• 030 - Emile Verhaeren (1855-1916) - Plus Loin Que Les Gares

    030 - Emile Verhaeren (1855-1916) - Plus Loin Que Les Gares

    L'ombre s'installe, avec une vive brutalité ;
    Mais les derniers ciseaux de la lumière,
    Au long des quais, coupent l'obscurité,
    A coups menus, de réverbère en réverbère.

    La gare immense et ses vitraux larges et droits
    Brillent, comme une châsse, en la nuit sourde,
    Tandis que des voiles de suie et d'ombre lourde
    Choient sur les murs trapus et les hautains beffrois.

    Et c'est le lent défilé des trains funèbres
    Commence, avec leurs bruits de gonds
    Et l'entrechoquement brutal de leurs wagons,
    S'éloignant tels des cercueils vers les ténèbres.

    Des cris ! Et quelquefois de tragiques signaux,
    Par-dessus les adieux et les gestes des foules.
    Puis un départ, puis un arrêt et le train roule
    Et roule avec des bruits de lime et de marteaux.

    La campagne sournoise et la forêt sauvage
    L'absorbent tour à tour en leur nocturne effroi ;
    Et c'est le mont énorme et le tunnel étroit
    Et la mer tout entière, au bout du long voyage.
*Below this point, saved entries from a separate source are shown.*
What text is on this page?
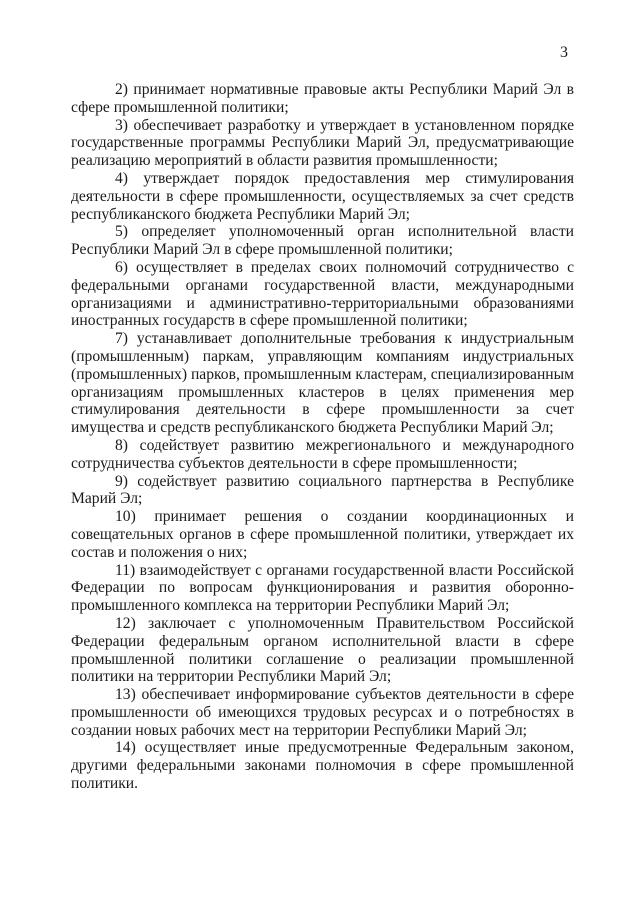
3

2) принимает нормативные правовые акты Республики Марий Эл в сфере промышленной политики;

3) обеспечивает разработку и утверждает в установленном порядке государственные программы Республики Марий Эл, предусматривающие реализацию мероприятий в области развития промышленности;

4) утверждает порядок предоставления мер стимулирования деятельности в сфере промышленности, осуществляемых за счет средств республиканского бюджета Республики Марий Эл;

5) определяет уполномоченный орган исполнительной власти Республики Марий Эл в сфере промышленной политики;

6) осуществляет в пределах своих полномочий сотрудничество с федеральными органами государственной власти, международными организациями и административно-территориальными образованиями иностранных государств в сфере промышленной политики;

7) устанавливает дополнительные требования к индустриальным (промышленным) паркам, управляющим компаниям индустриальных (промышленных) парков, промышленным кластерам, специализированным организациям промышленных кластеров в целях применения мер стимулирования деятельности в сфере промышленности за счет имущества и средств республиканского бюджета Республики Марий Эл;

8) содействует развитию межрегионального и международного сотрудничества субъектов деятельности в сфере промышленности;

9) содействует развитию социального партнерства в Республике Марий Эл;

10) принимает решения о создании координационных и совещательных органов в сфере промышленной политики, утверждает их состав и положения о них;

11) взаимодействует с органами государственной власти Российской Федерации по вопросам функционирования и развития оборонно-промышленного комплекса на территории Республики Марий Эл;

12) заключает с уполномоченным Правительством Российской Федерации федеральным органом исполнительной власти в сфере промышленной политики соглашение о реализации промышленной политики на территории Республики Марий Эл;

13) обеспечивает информирование субъектов деятельности в сфере промышленности об имеющихся трудовых ресурсах и о потребностях в создании новых рабочих мест на территории Республики Марий Эл;

14) осуществляет иные предусмотренные Федеральным законом, другими федеральными законами полномочия в сфере промышленной политики.
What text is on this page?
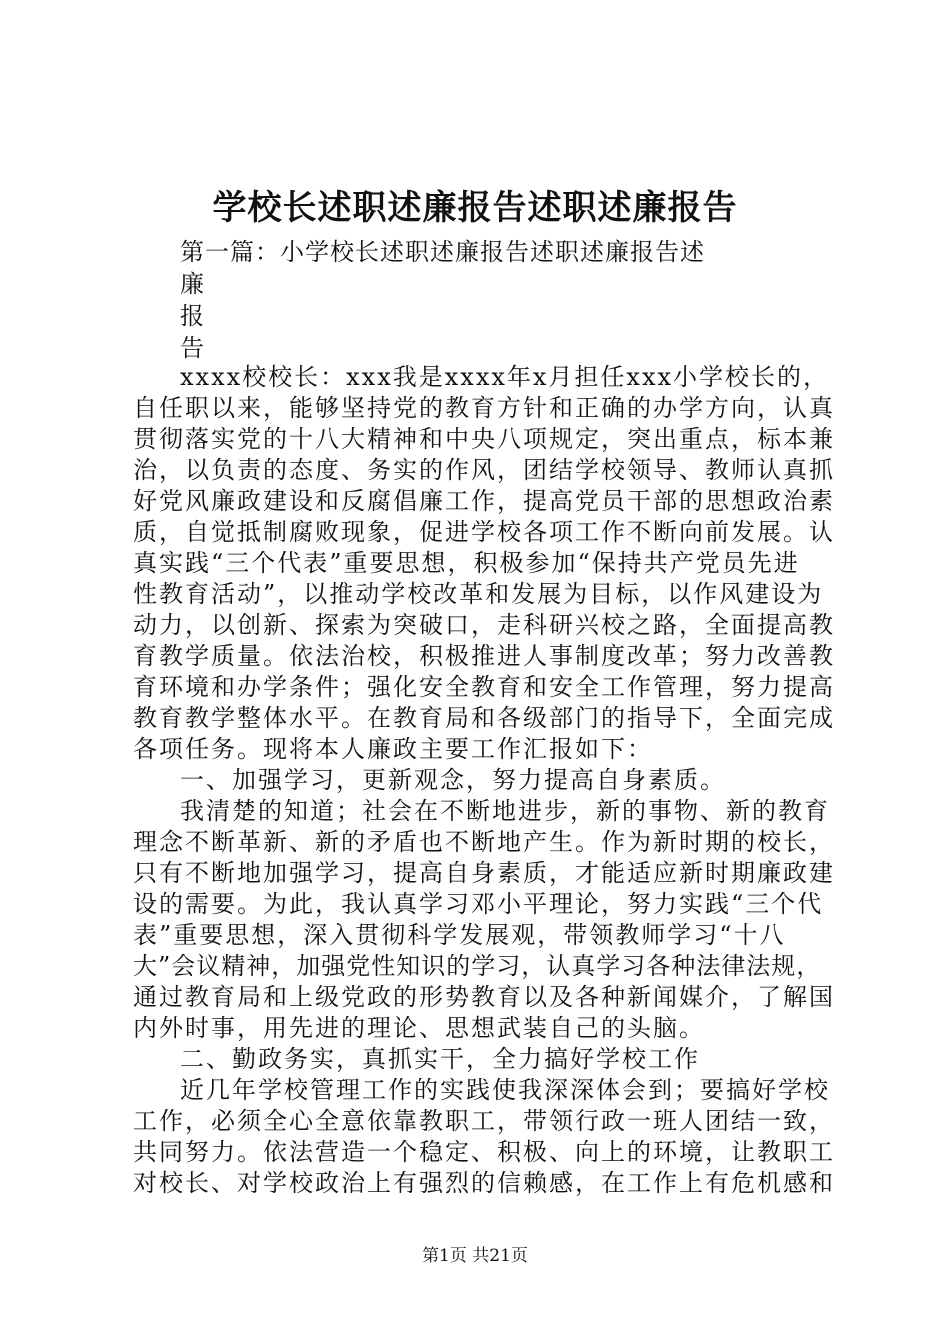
学校长述职述廉报告述职述廉报告
第一篇：小学校长述职述廉报告述职述廉报告述
廉
报
告
xxxx校校长：xxx我是xxxx年x月担任xxx小学校长的，
自任职以来，能够坚持党的教育方针和正确的办学方向，认真
贯彻落实党的十八大精神和中央八项规定，突出重点，标本兼
治，以负责的态度、务实的作风，团结学校领导、教师认真抓
好党风廉政建设和反腐倡廉工作，提高党员干部的思想政治素
质，自觉抵制腐败现象，促进学校各项工作不断向前发展。认
真实践“三个代表”重要思想，积极参加“保持共产党员先进
性教育活动”，以推动学校改革和发展为目标，以作风建设为
动力，以创新、探索为突破口，走科研兴校之路，全面提高教
育教学质量。依法治校，积极推进人事制度改革；努力改善教
育环境和办学条件；强化安全教育和安全工作管理，努力提高
教育教学整体水平。在教育局和各级部门的指导下，全面完成
各项任务。现将本人廉政主要工作汇报如下：
一、加强学习，更新观念，努力提高自身素质。
我清楚的知道；社会在不断地进步，新的事物、新的教育
理念不断革新、新的矛盾也不断地产生。作为新时期的校长，
只有不断地加强学习，提高自身素质，才能适应新时期廉政建
设的需要。为此，我认真学习邓小平理论，努力实践“三个代
表”重要思想，深入贯彻科学发展观，带领教师学习“十八
大”会议精神，加强党性知识的学习，认真学习各种法律法规，
通过教育局和上级党政的形势教育以及各种新闻媒介，了解国
内外时事，用先进的理论、思想武装自己的头脑。
二、勤政务实，真抓实干，全力搞好学校工作
近几年学校管理工作的实践使我深深体会到；要搞好学校
工作，必须全心全意依靠教职工，带领行政一班人团结一致，
共同努力。依法营造一个稳定、积极、向上的环境，让教职工
对校长、对学校政治上有强烈的信赖感，在工作上有危机感和
第1页 共21页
    Puis à l'aube, apparaissent les bricks clairs
    Avec leur charge d'ambre et de minerai rose
    Et le vol bigarré des pavillons dans l'air
    Et les agrès menus où les aras se posent.

    Et les focs roux et les poupes couleur safran,
    Et les câbles tordus et les quilles barbares,
    Et les sabords lustrés de cuivre et de guitran
    Et les mâts verts et bleus des îles Baléares,

    Et les marins venus on ne sait d'où, là-bas,
    Par au delà des mers de faste et de victoire,
    Avec leurs chants si doux et leurs gestes si las
    Et des dragons sculptés sur leur étrave noire.

    Tout le rêve debout comme une armée attend :
    Et les flots du port, pareils à des guirlandes,
    Se déroulent, au long des vieux bateaux, partent
    Vers quelle ardente et blanche et divine Finlande.

    Et tout s'oublie, et les tunnels er les wagons
    Et les gares de suie et de charbon couvertes
    Devant l'appel fiévreux et fou des horizons
    Et les portes du monde en plein soleil ouvertes.